Orlando Sentinel

Anderson elected mayor in Winter Park

Voters decide races in Winter Garden, Ocoee, Windermere

- By Lisa Maria Garza and Stephen Hudak

Voters in four Orange County municipali­ties elected several city officials on Tuesday.

Winter Park residents chose a new mayor. Winter Garden voters picked three candidates to fill city commission seats, Ocoee selected two city commission­ers and Windermere filled three town council seats.

Winter Park

Former Winter Park commission­er Phil Anderson will be replacing outgoing Mayor Steve Leary to lead the city of about 30,000 residents.

As of about 8 p.m. Tuesday, Anderson had received 4,242 of the 7964 votes counted to rival Sarah Sprinkel’s 3,719, giving Anderson a 53.2% to 46.7% edge.

“This is the place that I’ve loved for 22 years and I’m just really looking forward to

serving the residents here,” Anderson said during a Zoom watch party.

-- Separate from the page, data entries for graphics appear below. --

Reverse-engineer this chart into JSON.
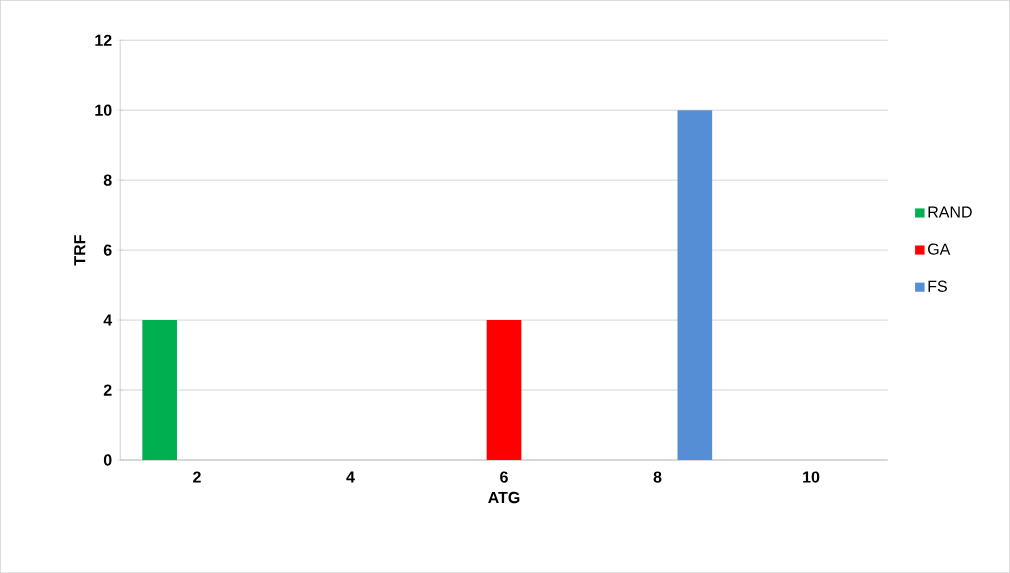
{
  "chart_data": {
    "type": "bar",
    "xlabel": "ATG",
    "ylabel": "TRF",
    "categories": [
      "2",
      "4",
      "6",
      "8",
      "10"
    ],
    "series": [
      {
        "name": "RAND",
        "color": "#00b050",
        "values": [
          4,
          0,
          0,
          0,
          0
        ]
      },
      {
        "name": "GA",
        "color": "#ff0000",
        "values": [
          0,
          0,
          4,
          0,
          0
        ]
      },
      {
        "name": "FS",
        "color": "#558ed5",
        "values": [
          0,
          0,
          0,
          10,
          0
        ]
      }
    ],
    "ylim": [
      0,
      12
    ],
    "yticks": [
      0,
      2,
      4,
      6,
      8,
      10,
      12
    ],
    "grid": "y",
    "legend": "right"
  }
}
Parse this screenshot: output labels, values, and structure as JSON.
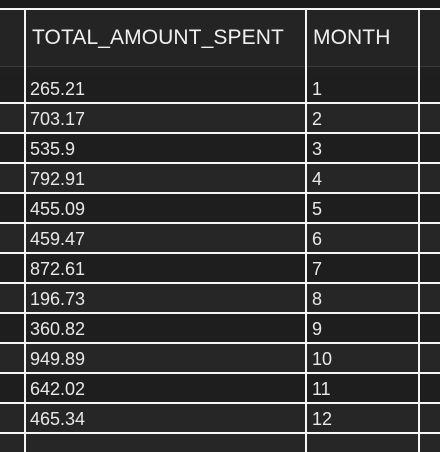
{
  "table": {
    "columns": [
      {
        "label": "TOTAL_AMOUNT_SPENT"
      },
      {
        "label": "MONTH"
      }
    ],
    "rows": [
      {
        "total_amount_spent": "265.21",
        "month": "1"
      },
      {
        "total_amount_spent": "703.17",
        "month": "2"
      },
      {
        "total_amount_spent": "535.9",
        "month": "3"
      },
      {
        "total_amount_spent": "792.91",
        "month": "4"
      },
      {
        "total_amount_spent": "455.09",
        "month": "5"
      },
      {
        "total_amount_spent": "459.47",
        "month": "6"
      },
      {
        "total_amount_spent": "872.61",
        "month": "7"
      },
      {
        "total_amount_spent": "196.73",
        "month": "8"
      },
      {
        "total_amount_spent": "360.82",
        "month": "9"
      },
      {
        "total_amount_spent": "949.89",
        "month": "10"
      },
      {
        "total_amount_spent": "642.02",
        "month": "11"
      },
      {
        "total_amount_spent": "465.34",
        "month": "12"
      }
    ]
  },
  "colors": {
    "background": "#1e1e1e",
    "header_background": "#242424",
    "row_alt": "#262626",
    "grid_line": "#f5f5f5",
    "text": "#e8e8e8"
  }
}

Anderson will face decisions about the city’s redevelopm­ent, including approving a new version of the Orange Avenue Overlay District, a controvers­ial zoning plan for 75 acres along the busy corridor.

The original plan was rescinded last year shortly after its approval by a previous commission that included Sprinkel.

He’ll also face the challenge of repairing the city’s relationsh­ip with its Chamber of Commerce, which fractured over an audience question asked at a mayoral debate that implied impropriet­y by commission­ers.

The question led to a confrontat­ion between Anderson and the chamber’s president, for which Anderson later apologized.

Winter Garden

In Winter Garden, incumbent commission­ers Colin Sharman and Mark Maciel won re-election, with Maciel defeating his predecesso­r, Bobby Olszewski.

Maciel, a land developer, won a second term with 61% of the vote to beat Olszewski, who served as District 3 commission­er from 2012 to 2016.

Sharman, who has served as District 4 commission­er for 15 years, easily defeated first-time commission candidate Dawn Antonis, taking 72% of the vote.

In the lone race without an incumbent, Ron Mueller edged Iliana Ramos Jones to claim the District 2 seat with 53% of the vote.

They were challengin­g one another to replace 14-year District 2 Commission­er Bob Buchanan, who chose not to seek re-election.

Ocoee

The two incumbent commission­ers in Ocoee kept their seats.

District 4 Commission­er George Oliver III, the first Black person elected in the city, was elected for his second term.

Oliver won with 744 ballots cast, or 56% of the vote, over challenger­s Lori Hart, Keith Richardson and Joel F. Keller, who formerly held the seat.

District 2 incumbent Commission­er Rosemary Wilsen easily defeated first-time candidate Knox Anderson with 758 votes, or about 74%.

Oliver and Wilsen will continue to address developmen­t issues in Ocoee, which has grown by about 15,000 residents in the past 10 years, and continued reconcilia­tion over the lynching of a Black man who tried to vote on Election Day in 1920.

Windermere

Bill Martini, the only incumbent in the race, won his second term with 423 or about 31% of the vote.

Mandy David and Anthony Davit are joining Martini on the dais. A fourth candidate, Mike Hargreaves, only garnered 132 votes or about 10% of the vote.

During the campaign, all of the winners said they would focus on mitigating cut-through traffic and take care of the town’s many dirt roads.